The book is short and hard to summarize. If you're a Gerald Weinberg fan, you don't need me to tell you to buy this book. If you're not, I think you'll find this book a delightful introduction to the man and his work.


The Unified Process Explained by Kendall Scott (Addison Wesley, Boston MA, 2002, 206pp, ISBN 0-201-74204-7, www.aw.com/cseng, $34.99)

In UML Explained (Micro Review May/June, 2001) Kendall Scott explains the unified modeling language (UML), which is at the heart of the unified process. Now he has written a companion volume to describe that process.

The unified process is fairly simple in its essence, but large and complex in its implementation. By omitting material on UML and project management, Scott is able to focus on the core of the process.

The unified process structures software development around five workflows, four development phases, and a large number of deliverables that arise from the workflows and phases. Scott imitates this structure in his book. Using the online bookstore application he developed for UML Explained, he explains the process about as clearly and lucidly as possible.

The unified process is to a certain extent an iterative and incremental approach to development, which inevitably invites comparison with extreme programming (XP). Scott examines the question of whether XP is a special case of the unified process, and decides that it is not.

Like XML and Perl, the unified process has a large body of contributors who continually refine and elaborate it. This short book can give you a roadmap. But if you want to understand the unified process, you must take the next step and use it in a real project. If you are trying to decide whether to use the unified process, this book can help you to make that decision. 


Old Principles

The MIT Guide to Teaching Website Design by Edward Barrett, Deborah Levinson, and Suzana Lisanti (MIT, Cambridge MA, 2001, 114pp, ISBN 0-262-02500-0, mitpress.mit.edu, $22.95)

Edward Barrett teaches in the MIT program in writing and humanistic studies. Deborah Levinson is a graduate of that program who now works as a designer. Suzana Lisanti directs web publishing at MIT. These authors do not focus mainly on engineering; they focus on teaching and communicating. They are skeptical of claims of new paradigms, a digital wonderland, and the death of print. They apply time honored principles to teaching people how to communicate via hypertext-based systems.

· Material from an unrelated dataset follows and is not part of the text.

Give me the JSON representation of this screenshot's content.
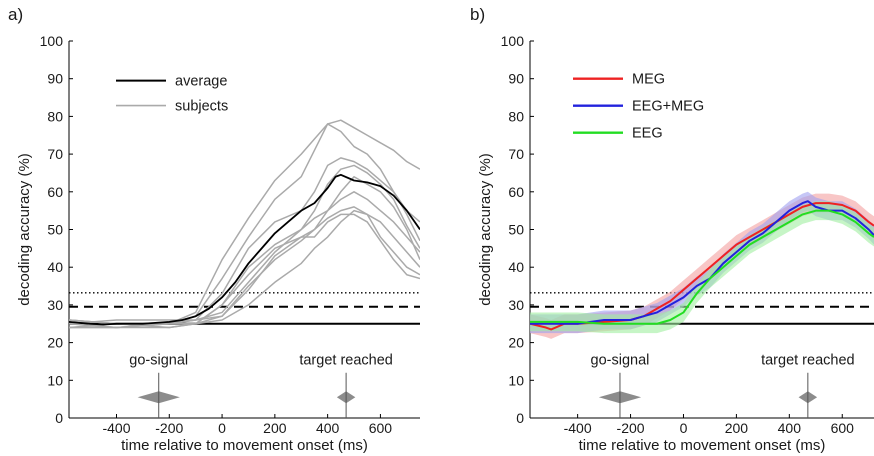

Unlike most website design books, this one covers topics like optimal class size and classroom configuration. It emphasizes the need for collaboration, and it focuses on traditional topics like understanding the audience and tailoring the communication to that audience.

If you need to understand or teach website design, you may find this book a lot more helpful than a shelf full of books on HTML or web graphics.